Professor Peter Hajek, director of the Tobacco Dependence Research Unit at Barts and The London School of Medicine and Dentistry, UK, says of the Addiction study: “These findings emphasise the importance of making clear the conditions in which tests of this kind are undertaken and avoiding sweeping assertions that can mislead the public. Vapers are not exposed to dangerous levels of aldehydes. My reading of the evidence is that e-cigarettes are at least 95% safer than smoking. Smokers should be encouraged to switch to vaping.”
— Ends –
Farsalinos K, Voudris V, and Poulas K. (2015) E-cigarettes generate high levels of aldehydes. Addiction 110: doi:10.1111/add.12942
This paper is free to download for one month after publication from the Wiley Online Library:
http://onlinelibrary.wiley.com/journal/10.1111/%28ISSN%291360-0443/earlyview or by contacting Jean O’Reilly, Editorial Manager,Addiction, firstname.lastname@example.org, tel +44 (0)20 7848 0853.

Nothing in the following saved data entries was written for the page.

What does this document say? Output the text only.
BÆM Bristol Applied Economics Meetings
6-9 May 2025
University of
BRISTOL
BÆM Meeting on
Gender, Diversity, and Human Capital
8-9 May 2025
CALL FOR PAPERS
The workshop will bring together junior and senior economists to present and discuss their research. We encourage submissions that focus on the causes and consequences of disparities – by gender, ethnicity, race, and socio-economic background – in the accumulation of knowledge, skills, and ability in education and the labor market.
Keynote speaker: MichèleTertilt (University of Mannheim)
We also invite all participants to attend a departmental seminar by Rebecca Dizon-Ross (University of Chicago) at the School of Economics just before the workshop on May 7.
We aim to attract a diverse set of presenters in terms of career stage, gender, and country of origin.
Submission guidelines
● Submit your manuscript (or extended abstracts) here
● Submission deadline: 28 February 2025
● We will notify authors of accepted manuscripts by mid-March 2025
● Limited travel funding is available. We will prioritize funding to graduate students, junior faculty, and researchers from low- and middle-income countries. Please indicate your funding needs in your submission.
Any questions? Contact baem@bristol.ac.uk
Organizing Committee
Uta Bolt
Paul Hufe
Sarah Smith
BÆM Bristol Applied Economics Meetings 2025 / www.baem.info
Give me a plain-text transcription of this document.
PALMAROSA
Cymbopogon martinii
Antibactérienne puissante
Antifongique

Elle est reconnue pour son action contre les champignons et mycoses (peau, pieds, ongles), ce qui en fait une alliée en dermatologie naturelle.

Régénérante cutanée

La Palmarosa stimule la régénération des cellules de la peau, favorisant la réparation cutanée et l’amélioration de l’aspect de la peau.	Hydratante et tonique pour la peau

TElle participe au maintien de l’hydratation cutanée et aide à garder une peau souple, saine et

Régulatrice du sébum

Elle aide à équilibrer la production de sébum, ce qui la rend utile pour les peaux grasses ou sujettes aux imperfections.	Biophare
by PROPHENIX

(1) Jensen RP, Luo W, Pankow JF, Strongin RM, Peyton DH. Hidden formaldehyde in e-cigarette aerosols. NEJM [Internet].2015 [cited 30 April 2015].372:392-394. doi: 10.1056/NEJMc1413069.
(2) The dreaded dry puff. 20 Feb 2015 [cited 30 April 2015]. In Vaporfi [Internet]. Florida, USA: VaporFi. 2015. [27 lines]. Available from: http://blog.vaporfi.com/the-dreaded-dry-puff/
Addiction (www.addictionjournal.org) is a monthly international scientific journal publishing peer-reviewed research reports on alcohol, illicit drugs, tobacco, and gambling as well as editorials and other debate pieces. Owned by the Society for the Study of Addiction, it has been in continuous publication since 1884. Addiction is the number one journal in the 2013 ISI Journal Citation Reports Ranking in the Substance Abuse Category (Social Science Edition).